Nell'interpretare queste asserzioni va tenuto presente che la metodologia WAES, in cui la domanda e l'offerta di energia sono considerate indipendenti l'una dall'altra (sia pure sulla base di premesse unitarie), non può che portare a un deficit, o eventualmente a un'eccedenza; nella realtà, come lo stesso WAES indica concretamente, non potranno sussistere a lungo né deficit né eccedenze. Se l'offerta non riesce a coprire la domanda di una determinata fonte energetica, in regime di libera formazione dei prezzi questi dovranno salire, provocando una flessione quantitativa della domanda che tenderà a ristabilire l'equilibrio del mercato; lo stesso effetto potrà essere ottenuto con provvedimenti di politica energetica finalizzati a una contrazione della domanda. Ma in nessuno degli scenari del WAES viene raggiunto, sulla base delle premesse utilizzate, uno stato d'equilibrio nei rifornimenti: sia nel caso del petrolio che in quello del gas naturale, i deficit calcolati stanno a dimostrare che i prezzi dell'energia assunti nei diversi scenari sono troppo bassi e/o che la politica energetica ipotizzata non è abbastanza efficace da riequilibrare domanda e offerta.
La possibilità di un critico acuirsi della situazione dei rifornimenti è prevista già per gli anni ottanta anche dall'AIE, e a conclusioni analoghe è pervenuto uno studio della Exxon (World energy outlook).
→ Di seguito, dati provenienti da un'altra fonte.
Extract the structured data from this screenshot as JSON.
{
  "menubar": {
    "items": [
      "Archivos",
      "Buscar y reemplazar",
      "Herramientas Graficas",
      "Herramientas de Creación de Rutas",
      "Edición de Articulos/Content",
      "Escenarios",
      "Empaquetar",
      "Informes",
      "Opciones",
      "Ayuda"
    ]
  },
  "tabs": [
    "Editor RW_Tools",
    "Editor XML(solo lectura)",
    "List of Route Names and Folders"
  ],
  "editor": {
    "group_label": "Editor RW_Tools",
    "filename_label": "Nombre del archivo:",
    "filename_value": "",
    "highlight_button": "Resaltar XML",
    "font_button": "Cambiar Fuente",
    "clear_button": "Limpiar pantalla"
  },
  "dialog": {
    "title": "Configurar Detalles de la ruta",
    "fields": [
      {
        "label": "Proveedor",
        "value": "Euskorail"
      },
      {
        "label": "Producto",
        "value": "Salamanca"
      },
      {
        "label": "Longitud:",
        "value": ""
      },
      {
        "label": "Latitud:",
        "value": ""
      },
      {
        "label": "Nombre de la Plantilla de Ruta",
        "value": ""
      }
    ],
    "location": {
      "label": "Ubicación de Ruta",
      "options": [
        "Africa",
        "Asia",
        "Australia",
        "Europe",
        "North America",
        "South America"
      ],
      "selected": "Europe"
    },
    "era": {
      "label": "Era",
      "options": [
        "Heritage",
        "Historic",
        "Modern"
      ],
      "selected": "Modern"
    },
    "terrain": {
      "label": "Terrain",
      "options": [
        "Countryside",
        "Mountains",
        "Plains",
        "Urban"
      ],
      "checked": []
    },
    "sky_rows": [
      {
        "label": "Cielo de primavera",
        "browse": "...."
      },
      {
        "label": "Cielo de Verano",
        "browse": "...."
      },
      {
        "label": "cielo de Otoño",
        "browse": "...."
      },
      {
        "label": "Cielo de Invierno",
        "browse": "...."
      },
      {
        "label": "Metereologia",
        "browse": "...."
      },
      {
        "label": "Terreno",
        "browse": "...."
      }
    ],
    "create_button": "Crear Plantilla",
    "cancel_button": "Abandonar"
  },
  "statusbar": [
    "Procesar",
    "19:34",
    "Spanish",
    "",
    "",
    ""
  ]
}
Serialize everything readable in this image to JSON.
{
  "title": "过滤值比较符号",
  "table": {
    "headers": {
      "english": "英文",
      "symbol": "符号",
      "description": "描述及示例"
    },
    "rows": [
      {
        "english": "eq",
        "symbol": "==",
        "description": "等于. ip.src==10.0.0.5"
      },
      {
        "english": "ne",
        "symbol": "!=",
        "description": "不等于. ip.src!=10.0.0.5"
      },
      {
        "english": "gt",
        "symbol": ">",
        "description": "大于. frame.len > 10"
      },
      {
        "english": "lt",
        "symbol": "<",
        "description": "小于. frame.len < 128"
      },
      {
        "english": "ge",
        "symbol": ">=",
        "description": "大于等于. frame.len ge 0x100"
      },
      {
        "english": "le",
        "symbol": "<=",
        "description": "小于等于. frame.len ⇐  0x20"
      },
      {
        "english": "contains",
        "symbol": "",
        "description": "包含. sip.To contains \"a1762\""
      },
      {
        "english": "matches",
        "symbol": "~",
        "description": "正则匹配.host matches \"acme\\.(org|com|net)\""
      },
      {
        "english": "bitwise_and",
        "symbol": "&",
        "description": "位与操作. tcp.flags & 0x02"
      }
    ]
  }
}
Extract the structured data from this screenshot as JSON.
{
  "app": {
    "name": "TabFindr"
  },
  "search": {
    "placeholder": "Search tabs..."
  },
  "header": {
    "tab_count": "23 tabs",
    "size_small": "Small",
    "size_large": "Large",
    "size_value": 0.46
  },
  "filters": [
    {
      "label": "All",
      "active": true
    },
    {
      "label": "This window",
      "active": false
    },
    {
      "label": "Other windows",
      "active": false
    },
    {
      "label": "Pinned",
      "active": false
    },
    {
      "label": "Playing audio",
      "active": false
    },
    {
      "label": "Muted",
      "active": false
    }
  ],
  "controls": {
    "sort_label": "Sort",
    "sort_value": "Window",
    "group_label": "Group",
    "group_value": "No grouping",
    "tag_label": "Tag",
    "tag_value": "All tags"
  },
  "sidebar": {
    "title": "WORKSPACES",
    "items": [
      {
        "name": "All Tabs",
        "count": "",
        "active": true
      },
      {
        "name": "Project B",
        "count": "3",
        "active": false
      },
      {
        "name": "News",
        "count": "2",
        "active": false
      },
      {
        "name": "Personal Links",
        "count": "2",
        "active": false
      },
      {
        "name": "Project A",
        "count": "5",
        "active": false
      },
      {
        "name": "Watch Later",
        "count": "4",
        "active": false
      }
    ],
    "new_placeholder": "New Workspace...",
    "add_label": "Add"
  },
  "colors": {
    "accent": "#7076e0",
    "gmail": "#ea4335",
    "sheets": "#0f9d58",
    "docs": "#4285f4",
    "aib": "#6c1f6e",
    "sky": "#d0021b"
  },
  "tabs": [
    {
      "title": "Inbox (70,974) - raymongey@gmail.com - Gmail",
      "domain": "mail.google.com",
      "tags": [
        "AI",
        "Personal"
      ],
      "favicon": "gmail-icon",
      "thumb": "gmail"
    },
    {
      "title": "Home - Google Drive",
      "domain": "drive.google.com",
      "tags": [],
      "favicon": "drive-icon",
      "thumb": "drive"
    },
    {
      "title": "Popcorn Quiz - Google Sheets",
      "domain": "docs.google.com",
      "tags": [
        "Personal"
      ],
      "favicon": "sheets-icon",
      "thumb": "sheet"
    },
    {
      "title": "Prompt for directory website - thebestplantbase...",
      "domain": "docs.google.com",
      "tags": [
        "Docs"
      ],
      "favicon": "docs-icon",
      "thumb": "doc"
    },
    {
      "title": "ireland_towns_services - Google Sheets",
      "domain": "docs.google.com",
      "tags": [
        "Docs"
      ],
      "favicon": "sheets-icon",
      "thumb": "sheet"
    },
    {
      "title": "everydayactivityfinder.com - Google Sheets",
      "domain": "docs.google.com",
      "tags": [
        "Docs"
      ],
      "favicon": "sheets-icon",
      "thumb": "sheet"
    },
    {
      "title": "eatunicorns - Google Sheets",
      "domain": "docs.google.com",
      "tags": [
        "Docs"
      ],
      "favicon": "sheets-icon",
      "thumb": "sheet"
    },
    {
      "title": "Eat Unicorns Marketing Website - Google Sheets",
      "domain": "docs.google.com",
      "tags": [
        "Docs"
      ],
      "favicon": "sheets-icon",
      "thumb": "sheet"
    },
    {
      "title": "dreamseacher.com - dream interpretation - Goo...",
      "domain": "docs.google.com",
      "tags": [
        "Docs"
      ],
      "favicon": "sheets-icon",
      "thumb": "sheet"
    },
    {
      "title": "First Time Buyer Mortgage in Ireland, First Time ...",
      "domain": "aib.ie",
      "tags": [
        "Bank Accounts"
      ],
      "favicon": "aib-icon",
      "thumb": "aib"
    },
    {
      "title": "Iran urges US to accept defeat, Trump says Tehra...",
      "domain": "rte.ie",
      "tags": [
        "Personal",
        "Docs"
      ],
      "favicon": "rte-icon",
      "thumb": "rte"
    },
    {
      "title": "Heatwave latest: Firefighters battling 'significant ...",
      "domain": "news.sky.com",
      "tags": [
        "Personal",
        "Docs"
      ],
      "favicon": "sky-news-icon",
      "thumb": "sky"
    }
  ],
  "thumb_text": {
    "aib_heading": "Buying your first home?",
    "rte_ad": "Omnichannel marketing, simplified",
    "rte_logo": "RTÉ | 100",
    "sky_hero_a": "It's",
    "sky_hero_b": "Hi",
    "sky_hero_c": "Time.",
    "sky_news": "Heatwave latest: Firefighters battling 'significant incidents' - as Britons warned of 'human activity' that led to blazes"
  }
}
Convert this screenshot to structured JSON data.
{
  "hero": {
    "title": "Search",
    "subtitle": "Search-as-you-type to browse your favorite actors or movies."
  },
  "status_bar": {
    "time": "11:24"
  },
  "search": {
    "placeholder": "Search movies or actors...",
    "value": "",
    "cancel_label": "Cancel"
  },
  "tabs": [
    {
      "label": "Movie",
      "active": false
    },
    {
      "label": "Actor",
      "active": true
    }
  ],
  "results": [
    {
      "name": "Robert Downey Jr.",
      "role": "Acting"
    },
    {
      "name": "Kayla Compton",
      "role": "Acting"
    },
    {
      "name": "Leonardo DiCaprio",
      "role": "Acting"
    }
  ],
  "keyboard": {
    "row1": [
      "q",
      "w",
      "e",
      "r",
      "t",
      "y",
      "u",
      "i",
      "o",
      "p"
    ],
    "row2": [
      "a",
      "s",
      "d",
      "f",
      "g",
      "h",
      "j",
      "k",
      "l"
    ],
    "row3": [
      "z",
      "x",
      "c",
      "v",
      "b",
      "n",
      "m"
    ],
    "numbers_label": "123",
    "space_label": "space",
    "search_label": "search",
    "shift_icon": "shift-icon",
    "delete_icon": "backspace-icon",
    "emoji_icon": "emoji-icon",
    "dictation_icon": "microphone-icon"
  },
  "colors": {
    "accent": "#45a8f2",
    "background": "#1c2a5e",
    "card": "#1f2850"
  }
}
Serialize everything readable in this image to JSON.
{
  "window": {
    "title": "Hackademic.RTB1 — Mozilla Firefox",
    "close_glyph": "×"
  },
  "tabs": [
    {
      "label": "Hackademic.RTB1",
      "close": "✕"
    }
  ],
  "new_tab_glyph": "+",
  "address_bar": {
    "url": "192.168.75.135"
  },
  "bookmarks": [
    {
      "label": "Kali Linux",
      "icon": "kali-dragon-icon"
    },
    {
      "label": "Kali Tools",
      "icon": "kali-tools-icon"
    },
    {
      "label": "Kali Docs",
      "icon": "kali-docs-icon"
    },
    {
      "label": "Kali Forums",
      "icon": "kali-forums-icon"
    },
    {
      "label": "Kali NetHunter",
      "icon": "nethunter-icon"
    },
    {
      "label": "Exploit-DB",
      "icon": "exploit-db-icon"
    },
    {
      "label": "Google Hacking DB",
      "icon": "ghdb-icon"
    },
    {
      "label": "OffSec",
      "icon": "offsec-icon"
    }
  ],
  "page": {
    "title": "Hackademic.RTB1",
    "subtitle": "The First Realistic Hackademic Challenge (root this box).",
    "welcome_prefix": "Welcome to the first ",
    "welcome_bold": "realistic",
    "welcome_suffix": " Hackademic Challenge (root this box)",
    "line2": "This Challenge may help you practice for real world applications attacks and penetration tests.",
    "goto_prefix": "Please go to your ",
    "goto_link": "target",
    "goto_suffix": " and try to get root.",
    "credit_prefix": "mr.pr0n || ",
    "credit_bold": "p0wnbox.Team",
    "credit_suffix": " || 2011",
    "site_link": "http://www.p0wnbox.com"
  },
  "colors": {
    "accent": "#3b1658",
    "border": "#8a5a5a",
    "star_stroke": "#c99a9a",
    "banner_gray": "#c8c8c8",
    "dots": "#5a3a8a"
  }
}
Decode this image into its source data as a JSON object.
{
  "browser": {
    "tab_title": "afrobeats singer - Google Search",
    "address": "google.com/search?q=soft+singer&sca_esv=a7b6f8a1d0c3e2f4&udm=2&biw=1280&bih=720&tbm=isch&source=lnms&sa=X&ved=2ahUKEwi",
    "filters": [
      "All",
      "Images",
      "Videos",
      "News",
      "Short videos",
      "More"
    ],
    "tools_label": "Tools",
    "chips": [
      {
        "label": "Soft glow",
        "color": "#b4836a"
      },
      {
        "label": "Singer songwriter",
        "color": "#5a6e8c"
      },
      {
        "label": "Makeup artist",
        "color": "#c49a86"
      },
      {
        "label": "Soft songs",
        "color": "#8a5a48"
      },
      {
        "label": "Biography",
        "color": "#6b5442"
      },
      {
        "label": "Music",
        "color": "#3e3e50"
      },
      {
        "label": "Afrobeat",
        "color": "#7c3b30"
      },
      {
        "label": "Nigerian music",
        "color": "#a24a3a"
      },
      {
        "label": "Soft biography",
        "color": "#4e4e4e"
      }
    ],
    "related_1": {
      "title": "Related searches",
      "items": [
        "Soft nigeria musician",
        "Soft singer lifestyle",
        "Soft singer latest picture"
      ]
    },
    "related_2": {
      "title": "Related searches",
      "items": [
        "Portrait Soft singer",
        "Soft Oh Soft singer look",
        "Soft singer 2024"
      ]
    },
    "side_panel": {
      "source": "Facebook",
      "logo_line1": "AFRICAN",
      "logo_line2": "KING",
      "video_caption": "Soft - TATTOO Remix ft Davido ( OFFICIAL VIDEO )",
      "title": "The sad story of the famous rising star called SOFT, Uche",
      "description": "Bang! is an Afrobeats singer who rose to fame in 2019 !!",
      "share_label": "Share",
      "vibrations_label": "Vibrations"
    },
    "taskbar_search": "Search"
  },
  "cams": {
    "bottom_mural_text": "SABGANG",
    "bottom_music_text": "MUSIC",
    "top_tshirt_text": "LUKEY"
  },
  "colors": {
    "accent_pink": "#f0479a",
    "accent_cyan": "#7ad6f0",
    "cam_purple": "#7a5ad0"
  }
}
Secondo le previsioni dell'AIE, nel 1985 il fabbisogno mondiale di petrolio OPEC ammonterà - in base alle attuali tendenze di fondo e ai programmi energetici nazionali - a 42-54 milioni di barili al giorno (2,1-2,7 miliardi di tonnellate annue), di fronte a una contemporanea disponibilità massima da parte dell'OPEC di 36-40 milioni di barili al giorno (1,8-2,0 miliardi di tonnellate annue).
Le conclusioni da trarre per quanto riguarda la politica dell'energia sono evidenti: se si vuole evitare che l'energia diventi - a causa di forti aumenti di prezzo a intervalli relativamente brevi o di restrizioni quantitative - un fattore limitante dello sviluppo economico generale, occorre elaborare e avviare fin d'ora, a garanzia di una transizione esente da attriti, strategie di adeguamento rivolte a un impiego razionale e parsimonioso dell'energia, a un aumento delle quote d'incidenza delle fonti energetiche più abbondanti (carbone, combustibili nucleari) e allo sviluppo di nuove tecnologie energetiche, in modo da ridurre progressivamente la quota d'incidenza del petrolio. Le quantità di grezzo così ‛risparmiate' rimarranno disponibili a lungo termine per gli usi più importanti (petrolchimica, carburanti), per i quali il petrolio, stando alle attuali cognizioni tecniche, appare difficilmente sostituibile.